Dal prossimo anno per Regioni e Comuni sarà quasi impossibile fare investimenti salvo condizioni difficili da realizzare. Sono da condividersi le preoccupazioni di Piero Fassino in relazione agli obblighi posti ai Comuni dal 2016 in termini di vincoli di bilancio (si veda Il Quotidiano degli enti locali e della Pa del 26 giugno 2015). Le nuove regole poste dalla Costituzione, ma soprattutto gli adempimenti sanciti dalla legge rinforzata attuativa dell'articolo 81 della legge 243/2012, metteranno in seria difficoltà, dal successivo esercizio finanziario, il sistema autonomistico territoriale. Una legge approvata nel dicembre 2012 sulla scia del Fiscal Compact e senza il necessario approfondimento. Ciò perché unicamente preteso a livello comunitario e nell'imminenza dell'anticipato scioglimento delle Camere.
Comprensibili dunque le perplessità dell'Anci, ma con una dimenticanza che dimostra la non piena assimilazione del neo dettato costituzionale. Una sottovalutazione che interessa a tutt'oggi anche le Regioni, quasi come se fossero ignare dei loro molto prossimi doveri istituzionali. Fondamentali per garantire i loro investimenti e quelli degli enti locali, senza i quali sarebbe un disastro.
Tale trascuratezza si riferisce all'integrazione del comma 6 dell'articolo 119 Costituzione, riscritto nel 2001, dai più sottovalutata. Il comma introduce due importanti concetti in materia di indebitamento per investimenti del sistema infra-statale: 1) l'ente interessato deve, nella contemporaneità, predisporre un accorto piano di ammortamento del debito contratto di durata quantomeno pari al bene acquisito al patrimonio pubblico; 2) lo stesso deve, contestualmente, "provare" il rispetto dell'equilibrio di bilancio di tutti gli enti locali ricadenti nel medesimo territorio regionale. Una prescrizione, quella contenuta nell'articolo 10 della legge n. 243/2012, che ingenera più di un dubbio di incostituzionalità solo se la si relaziona all'esercizio dell'autonomia che la Carta medesima attribuisce (quasi) incondizionatamente al sistema autonomistico locale.

Le conseguenze
Tre le conseguenze pratiche, oltre alla défaillance della solita mancata adozione del Dpcm funzionale alla determinazione di criteri e modalità di attuazione (alla quale la Corte con la sentenza 88/2014 ha sottratto l'attribuzione di "tecnica" perché limitativa dell'autonomia) del ricorso all'indebitamento.
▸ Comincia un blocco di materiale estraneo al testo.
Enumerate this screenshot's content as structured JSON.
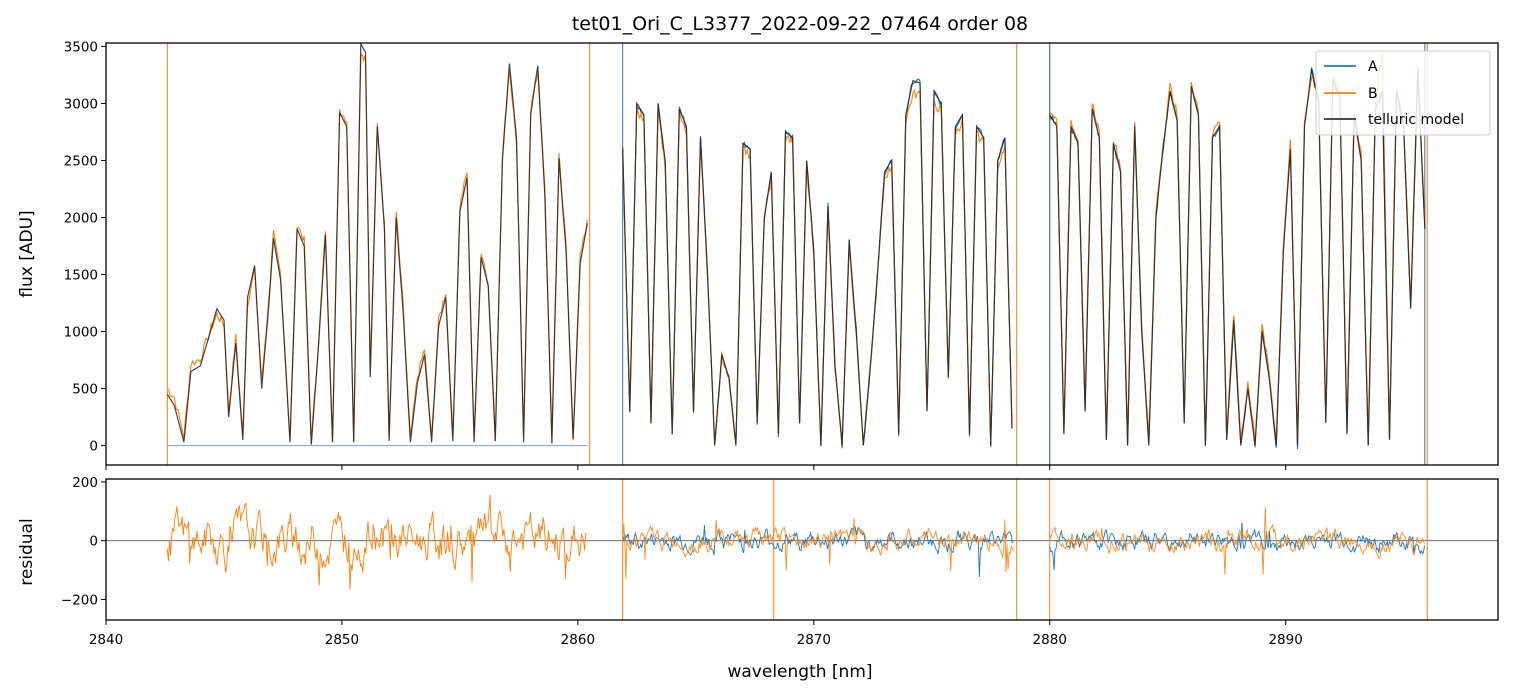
{
  "chart_data": [
    {
      "type": "line",
      "title": "tet01_Ori_C_L3377_2022-09-22_07464  order 08",
      "xlabel": "",
      "ylabel": "flux [ADU]",
      "xlim": [
        2840,
        2899
      ],
      "ylim": [
        -170,
        3530
      ],
      "yticks": [
        0,
        500,
        1000,
        1500,
        2000,
        2500,
        3000,
        3500
      ],
      "legend": {
        "placement": "top-right",
        "entries": [
          "A",
          "B",
          "telluric model"
        ]
      },
      "colors": {
        "A": "#1f77b4",
        "B": "#ff7f0e",
        "telluric model": "#222222"
      },
      "segments": [
        {
          "range": [
            2842.6,
            2860.5
          ],
          "x": [
            2842.6,
            2842.9,
            2843.3,
            2843.6,
            2844.0,
            2844.4,
            2844.7,
            2845.0,
            2845.2,
            2845.5,
            2845.8,
            2846.0,
            2846.3,
            2846.6,
            2846.9,
            2847.1,
            2847.4,
            2847.8,
            2848.1,
            2848.4,
            2848.7,
            2849.0,
            2849.3,
            2849.6,
            2849.9,
            2850.2,
            2850.5,
            2850.8,
            2851.0,
            2851.2,
            2851.5,
            2851.8,
            2852.0,
            2852.3,
            2852.6,
            2852.9,
            2853.2,
            2853.5,
            2853.8,
            2854.1,
            2854.4,
            2854.7,
            2855.0,
            2855.3,
            2855.6,
            2855.9,
            2856.2,
            2856.5,
            2856.8,
            2857.1,
            2857.4,
            2857.7,
            2858.0,
            2858.3,
            2858.6,
            2858.9,
            2859.2,
            2859.5,
            2859.8,
            2860.1,
            2860.4
          ],
          "model": [
            450,
            350,
            30,
            650,
            700,
            980,
            1200,
            1100,
            250,
            900,
            50,
            1300,
            1580,
            500,
            1230,
            1820,
            1450,
            30,
            1900,
            1750,
            10,
            850,
            1850,
            30,
            2920,
            2800,
            30,
            3520,
            3450,
            600,
            2800,
            1900,
            40,
            2000,
            1150,
            30,
            550,
            800,
            30,
            1050,
            1300,
            40,
            2050,
            2350,
            30,
            1650,
            1400,
            40,
            2500,
            3350,
            2700,
            30,
            2900,
            3330,
            2200,
            20,
            2520,
            1700,
            60,
            1600,
            1950
          ],
          "model_B": [
            500,
            420,
            80,
            720,
            760,
            1000,
            1150,
            1060,
            300,
            950,
            90,
            1250,
            1530,
            560,
            1290,
            1850,
            1500,
            60,
            1950,
            1800,
            40,
            880,
            1900,
            70,
            2950,
            2850,
            60,
            3450,
            3380,
            650,
            2860,
            1950,
            70,
            2050,
            1200,
            60,
            600,
            850,
            60,
            1100,
            1350,
            70,
            2100,
            2400,
            60,
            1700,
            1450,
            70,
            2550,
            3300,
            2650,
            60,
            2950,
            3280,
            2250,
            50,
            2560,
            1750,
            80,
            1650,
            1980
          ]
        },
        {
          "range": [
            2861.9,
            2878.6
          ],
          "x": [
            2861.9,
            2862.2,
            2862.5,
            2862.8,
            2863.1,
            2863.4,
            2863.7,
            2864.0,
            2864.3,
            2864.6,
            2864.9,
            2865.2,
            2865.5,
            2865.8,
            2866.1,
            2866.4,
            2866.7,
            2867.0,
            2867.3,
            2867.6,
            2867.9,
            2868.2,
            2868.5,
            2868.8,
            2869.1,
            2869.4,
            2869.7,
            2870.0,
            2870.3,
            2870.6,
            2870.9,
            2871.2,
            2871.5,
            2871.8,
            2872.1,
            2872.4,
            2872.7,
            2873.0,
            2873.3,
            2873.6,
            2873.9,
            2874.2,
            2874.5,
            2874.8,
            2875.1,
            2875.4,
            2875.7,
            2876.0,
            2876.3,
            2876.6,
            2876.9,
            2877.2,
            2877.5,
            2877.8,
            2878.1,
            2878.4
          ],
          "model": [
            2600,
            300,
            3000,
            2900,
            200,
            3000,
            2500,
            100,
            2950,
            2800,
            300,
            2700,
            1500,
            0,
            800,
            600,
            0,
            2650,
            2600,
            200,
            2000,
            2400,
            100,
            2750,
            2700,
            200,
            2500,
            1700,
            0,
            2100,
            700,
            0,
            1800,
            1000,
            0,
            700,
            1500,
            2400,
            2500,
            100,
            2900,
            3200,
            3180,
            300,
            3100,
            3000,
            600,
            2800,
            2900,
            100,
            2800,
            2700,
            0,
            2500,
            2700,
            150
          ],
          "model_B": [
            2550,
            320,
            2950,
            2850,
            220,
            2950,
            2450,
            120,
            2900,
            2750,
            320,
            2650,
            1480,
            20,
            790,
            590,
            20,
            2600,
            2550,
            220,
            1980,
            2350,
            120,
            2700,
            2650,
            220,
            2450,
            1680,
            20,
            2050,
            690,
            20,
            1760,
            980,
            20,
            690,
            1480,
            2350,
            2450,
            120,
            2850,
            3080,
            3080,
            320,
            3000,
            2930,
            610,
            2740,
            2840,
            120,
            2740,
            2650,
            20,
            2450,
            2650,
            170
          ]
        },
        {
          "range": [
            2880.0,
            2895.9
          ],
          "x": [
            2880.0,
            2880.3,
            2880.6,
            2880.9,
            2881.2,
            2881.5,
            2881.8,
            2882.1,
            2882.4,
            2882.7,
            2883.0,
            2883.3,
            2883.6,
            2883.9,
            2884.2,
            2884.5,
            2884.8,
            2885.1,
            2885.4,
            2885.7,
            2886.0,
            2886.3,
            2886.6,
            2886.9,
            2887.2,
            2887.5,
            2887.8,
            2888.1,
            2888.4,
            2888.7,
            2889.0,
            2889.3,
            2889.6,
            2889.9,
            2890.2,
            2890.5,
            2890.8,
            2891.1,
            2891.4,
            2891.7,
            2892.0,
            2892.3,
            2892.6,
            2892.9,
            2893.2,
            2893.5,
            2893.8,
            2894.1,
            2894.4,
            2894.7,
            2895.0,
            2895.3,
            2895.6,
            2895.9
          ],
          "model": [
            2900,
            2800,
            100,
            2800,
            2650,
            300,
            2950,
            2700,
            50,
            2650,
            2400,
            0,
            2800,
            1000,
            0,
            2000,
            2600,
            3100,
            2850,
            200,
            3150,
            2900,
            0,
            2700,
            2800,
            50,
            1100,
            0,
            500,
            0,
            1000,
            600,
            0,
            1700,
            2600,
            0,
            2800,
            3300,
            3000,
            200,
            3200,
            3050,
            100,
            2900,
            2500,
            0,
            2950,
            3100,
            50,
            3100,
            2800,
            1200,
            3300,
            1900
          ],
          "model_B": [
            2950,
            2850,
            150,
            2850,
            2700,
            350,
            3000,
            2750,
            100,
            2700,
            2450,
            50,
            2850,
            1050,
            50,
            2050,
            2650,
            3150,
            2900,
            250,
            3200,
            2950,
            50,
            2750,
            2850,
            100,
            1150,
            50,
            550,
            50,
            1050,
            650,
            50,
            1750,
            2650,
            50,
            2850,
            3250,
            3050,
            250,
            3250,
            3100,
            150,
            2950,
            2550,
            50,
            3000,
            3450,
            100,
            3150,
            2850,
            1250,
            3350,
            1950
          ]
        }
      ],
      "flat_line": {
        "x": [
          2842.6,
          2860.4
        ],
        "y": 0
      },
      "vlines": {
        "B": [
          2842.6,
          2860.5,
          2878.6,
          2880.0,
          2896.0
        ],
        "A": [
          2861.9,
          2880.0,
          2895.9
        ]
      }
    },
    {
      "type": "line",
      "title": "",
      "xlabel": "wavelength [nm]",
      "ylabel": "residual",
      "xlim": [
        2840,
        2899
      ],
      "ylim": [
        -270,
        210
      ],
      "xticks": [
        2840,
        2850,
        2860,
        2870,
        2880,
        2890
      ],
      "yticks": [
        -200,
        0,
        200
      ],
      "zero_line": 0,
      "colors": {
        "A": "#1f77b4",
        "B": "#ff7f0e"
      },
      "vlines": {
        "B": [
          2861.9,
          2868.3,
          2878.6,
          2880.0,
          2896.0
        ]
      }
    }
  ]
}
La prima riguarda il protagonismo istituzionale da doversi interpretare al riguardo, specie in termini di regia istituzionale, del quale le Regioni non sanno, chi più chi meno, neppure di cosa si tratti.
La seconda afferisce agli obblighi di Comuni e Città metropolitane (quando ci saranno) di comunicare annualmente il loro equilibrio della gestione di cassa finale, difficilmente conseguibile dai più.
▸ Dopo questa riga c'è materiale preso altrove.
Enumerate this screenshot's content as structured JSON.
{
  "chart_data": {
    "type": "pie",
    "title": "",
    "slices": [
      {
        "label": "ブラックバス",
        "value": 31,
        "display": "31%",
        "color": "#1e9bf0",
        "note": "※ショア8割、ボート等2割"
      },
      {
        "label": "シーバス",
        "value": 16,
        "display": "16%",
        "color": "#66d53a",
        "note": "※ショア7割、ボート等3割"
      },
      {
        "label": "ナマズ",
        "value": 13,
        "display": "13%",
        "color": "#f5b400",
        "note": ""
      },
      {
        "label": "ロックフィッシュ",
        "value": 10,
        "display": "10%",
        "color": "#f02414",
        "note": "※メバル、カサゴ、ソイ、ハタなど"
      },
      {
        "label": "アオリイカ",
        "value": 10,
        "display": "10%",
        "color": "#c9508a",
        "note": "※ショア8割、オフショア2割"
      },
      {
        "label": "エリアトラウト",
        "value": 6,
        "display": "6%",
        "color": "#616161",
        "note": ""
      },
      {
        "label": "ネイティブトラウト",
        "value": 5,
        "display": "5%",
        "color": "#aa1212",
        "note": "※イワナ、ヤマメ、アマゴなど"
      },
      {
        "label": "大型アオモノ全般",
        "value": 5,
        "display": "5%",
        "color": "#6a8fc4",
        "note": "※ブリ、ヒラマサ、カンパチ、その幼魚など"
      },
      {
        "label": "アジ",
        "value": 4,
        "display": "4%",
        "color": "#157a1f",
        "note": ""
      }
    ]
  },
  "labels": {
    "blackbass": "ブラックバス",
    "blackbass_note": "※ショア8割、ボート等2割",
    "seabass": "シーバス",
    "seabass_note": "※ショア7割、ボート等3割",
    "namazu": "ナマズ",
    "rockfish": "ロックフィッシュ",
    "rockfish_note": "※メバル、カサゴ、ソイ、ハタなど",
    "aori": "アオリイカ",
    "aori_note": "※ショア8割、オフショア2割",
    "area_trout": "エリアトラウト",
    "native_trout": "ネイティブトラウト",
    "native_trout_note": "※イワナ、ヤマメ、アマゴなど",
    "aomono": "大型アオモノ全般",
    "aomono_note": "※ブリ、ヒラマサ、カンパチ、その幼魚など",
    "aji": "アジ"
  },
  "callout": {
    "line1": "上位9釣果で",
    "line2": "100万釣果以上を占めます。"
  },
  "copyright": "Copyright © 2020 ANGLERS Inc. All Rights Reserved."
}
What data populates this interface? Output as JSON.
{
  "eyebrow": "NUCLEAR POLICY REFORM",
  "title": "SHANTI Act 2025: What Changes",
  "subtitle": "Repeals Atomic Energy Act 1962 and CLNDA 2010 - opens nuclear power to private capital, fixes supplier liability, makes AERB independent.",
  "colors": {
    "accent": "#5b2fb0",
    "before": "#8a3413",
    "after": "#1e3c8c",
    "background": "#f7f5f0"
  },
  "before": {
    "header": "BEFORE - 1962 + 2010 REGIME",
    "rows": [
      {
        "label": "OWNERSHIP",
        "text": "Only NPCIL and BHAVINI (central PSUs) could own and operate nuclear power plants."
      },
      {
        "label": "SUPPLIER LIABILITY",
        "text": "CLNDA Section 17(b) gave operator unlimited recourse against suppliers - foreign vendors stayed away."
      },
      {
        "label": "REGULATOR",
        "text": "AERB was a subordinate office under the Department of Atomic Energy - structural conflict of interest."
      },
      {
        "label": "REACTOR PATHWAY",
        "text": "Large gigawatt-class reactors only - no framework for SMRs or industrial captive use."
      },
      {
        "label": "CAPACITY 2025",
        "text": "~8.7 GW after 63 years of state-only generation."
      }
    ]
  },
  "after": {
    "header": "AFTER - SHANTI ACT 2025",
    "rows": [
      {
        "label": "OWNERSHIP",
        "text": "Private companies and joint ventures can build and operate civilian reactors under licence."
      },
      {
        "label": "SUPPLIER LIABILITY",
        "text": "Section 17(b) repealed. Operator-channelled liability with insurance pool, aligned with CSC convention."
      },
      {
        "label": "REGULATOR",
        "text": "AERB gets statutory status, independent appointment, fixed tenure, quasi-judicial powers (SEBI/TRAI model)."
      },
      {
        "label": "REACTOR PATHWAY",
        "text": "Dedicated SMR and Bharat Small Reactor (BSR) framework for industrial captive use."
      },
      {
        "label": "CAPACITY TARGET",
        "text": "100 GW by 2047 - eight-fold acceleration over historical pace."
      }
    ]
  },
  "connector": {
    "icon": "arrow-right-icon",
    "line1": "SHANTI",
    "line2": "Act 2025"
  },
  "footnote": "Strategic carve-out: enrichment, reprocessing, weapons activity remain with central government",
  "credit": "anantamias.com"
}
La terza inerisce all'obbligatorio conseguimento del medesimo equilibrio da parte delle Regioni di riferimento, perseguibile in poche realtà territoriali e inimmaginabile in altre, specie in quelle con i conti non propriamente trasparenti.
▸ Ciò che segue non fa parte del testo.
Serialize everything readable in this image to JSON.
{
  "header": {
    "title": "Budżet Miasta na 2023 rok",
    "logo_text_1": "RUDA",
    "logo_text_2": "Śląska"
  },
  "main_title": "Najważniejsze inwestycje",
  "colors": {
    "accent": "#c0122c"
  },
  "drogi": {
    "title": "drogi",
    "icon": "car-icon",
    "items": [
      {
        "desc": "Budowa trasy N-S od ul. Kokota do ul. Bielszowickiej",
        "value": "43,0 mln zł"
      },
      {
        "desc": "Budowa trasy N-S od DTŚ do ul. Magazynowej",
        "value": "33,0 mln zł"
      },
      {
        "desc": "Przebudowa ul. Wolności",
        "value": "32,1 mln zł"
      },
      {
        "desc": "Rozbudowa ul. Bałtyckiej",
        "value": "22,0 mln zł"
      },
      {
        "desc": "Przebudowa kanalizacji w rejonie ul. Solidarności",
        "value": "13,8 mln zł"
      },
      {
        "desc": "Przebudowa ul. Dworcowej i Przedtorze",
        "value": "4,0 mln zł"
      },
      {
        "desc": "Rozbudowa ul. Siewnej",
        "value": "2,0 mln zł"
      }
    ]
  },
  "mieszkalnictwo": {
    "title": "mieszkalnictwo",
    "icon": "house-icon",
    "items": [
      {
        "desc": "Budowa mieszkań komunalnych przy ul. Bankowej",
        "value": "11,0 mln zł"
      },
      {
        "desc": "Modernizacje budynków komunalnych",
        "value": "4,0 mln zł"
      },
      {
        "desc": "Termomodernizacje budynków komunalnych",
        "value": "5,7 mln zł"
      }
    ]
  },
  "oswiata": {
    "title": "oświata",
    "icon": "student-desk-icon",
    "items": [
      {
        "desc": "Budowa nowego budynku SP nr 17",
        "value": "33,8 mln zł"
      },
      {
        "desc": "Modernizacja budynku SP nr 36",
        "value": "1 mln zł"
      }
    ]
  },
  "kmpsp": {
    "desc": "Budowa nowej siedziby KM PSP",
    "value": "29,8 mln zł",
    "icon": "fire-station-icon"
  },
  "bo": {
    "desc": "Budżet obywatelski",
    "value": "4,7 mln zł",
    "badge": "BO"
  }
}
Tre condizioni che sono tutte da venire e difficili da realizzare impedendo così ogni investimento produttivo dal quale dipende anche la crescita reale.
Un augurio. Che tutti i soggetti istituzionali agenti inizino da subito, ciascuno per le proprie competenze, a rimediare all'irreparabile, a cominciare con l'adozione del Dpcm, senza il quale tutto rimarrà nell'ombra.